Ehtisham Bilal, a Sharda University student allegedly joined a terror outfit

What inspired Ehtisham Bilal to join the Islamic State of Jammu and Kashmir? Last month, a fight broke out between some local and Afghan students at Sharda University

Ehtisham Bilal, a Sharda University student allegedly joined an outfit. 20-year-old Ehtisham Bilal is a native of Khanyar. As Noida police was probing his missing case, photographs of him with weapons surfaced. Social media is playing an important role in radicalising youngsters in the Kashmir Valley

Terror outfits active in Kashmir Valley are now scouting India's top educations institutions - colleges and universities - to radicalise and recruit bright young men studying there - often enrolled in advanced or technical courses.

On Saturday, Delhi Police's elite Special Cell, along with Jammu and Kashmir Police, arrested three youngsters who owe allegiance to the Islamic State of Jammu and Kashmir (ISJK). 20-year-old Ehtisham Bilal, a native of Khanyar, joined Sharda University (Noida) in 2017. His interrogators say: "Bilal was very studious. He was pursuing a graduate programme in radiology. We met his teachers. They are all shocked that Bilal joined a terror outfit."

What inspired Bilal to join the ISJK? Last month, a fight broke out between some local and Afghan students at Sharda University. Somebody mistook Bilal for an Afghan and he was roughed up. Kashmiri students studying in Sharda University protested and the management assured them that such incidents won't be repeated. However, Bilal left the university. His family filed a missing report. Even as Noida police was probing the case his photographs with weapons surfaced. Bilal had shunned the pen for an AK-47 assault rifle.

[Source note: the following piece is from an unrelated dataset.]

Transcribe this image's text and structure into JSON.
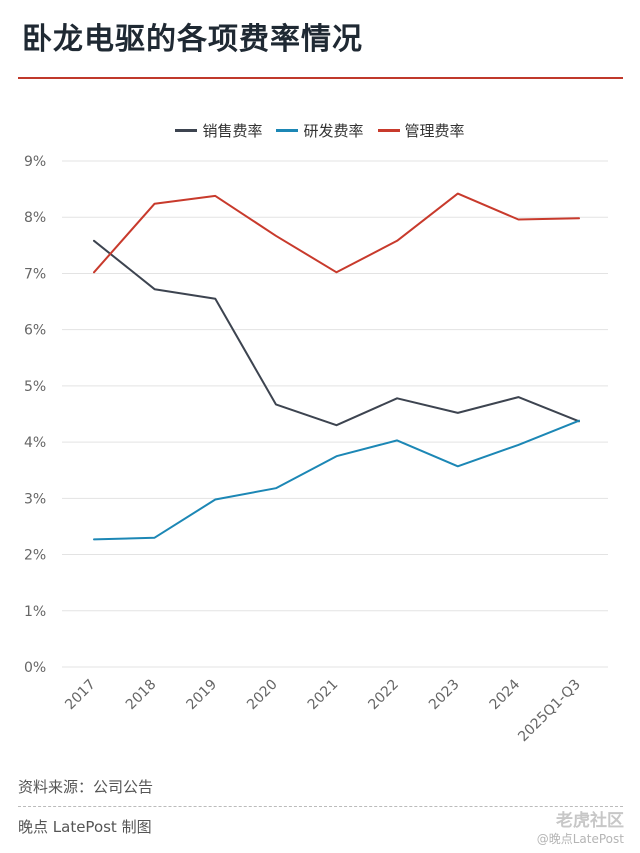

Unlike Bilal, who was arrested, Mannan Bashir Wani was not that lucky. A PhD scholar at Aligarh Muslim University, Bashir quit studies and joined the Valley-based militant body Hizbul Mujahideen. Two months later, in October, he was killed in an encounter with the Army in Handwara.

Among the three arrested by Delhi Police, Harris Mushtaq Khan is probably the brightest in academic. Last year, he completed his graduation degree from Jamia Milia Islamia, but dropped out of the Master's programme. "Harris joined ISJK and owed allegiance to the Islamic State," DCP (Special Cell) Pramod Kushwaha told India Today TV.

Investigations by the police and intelligence agencies revealed that social media is playing an important role in radicalising youngsters in the Kashmir Valley. Terror outfits have used social media to first wean youngsters. Speeches of Anwar Al Awlaki are most popular.

"Once they show some interest, they use encrypted chatting apps like Telegram and Signal, to interact with them. Oath of allegiances to the Islamic State or Ba'yah is done via Telegram or Signal Signal and then it is deleted," said a senior officer in the Special Cell.

While still studying at Jamia, Harris was in touch with his handlers in ISJK via Telegram. They motivated him so much that he dropped out of the Masters programme and joined the group.

"Harris completed his graduation in 2016. His questioning revealed that Bilal too has joined ISJK," said DCP Kushwaha. Like the young men who joined ISJK, Munan Wani too got radicalised and was in constant touch with Hizbul Mujahideen leaders.

What is worrying is that unlike WhatsApp which can be intercepted, Telegram and Signal are next to impossible to be tracked. Senior officers in Special Cell also claimed that in October, they arrested two youths in south Kashmir. One of them, Parvez Rashid, was studying BTech in Amroha in western Uttar Pradesh.

Initially, the duo were charged under the Arms Act but later were booked under the stringent anti-terror law, the Unlawful Activities Prevention Act (UAPA).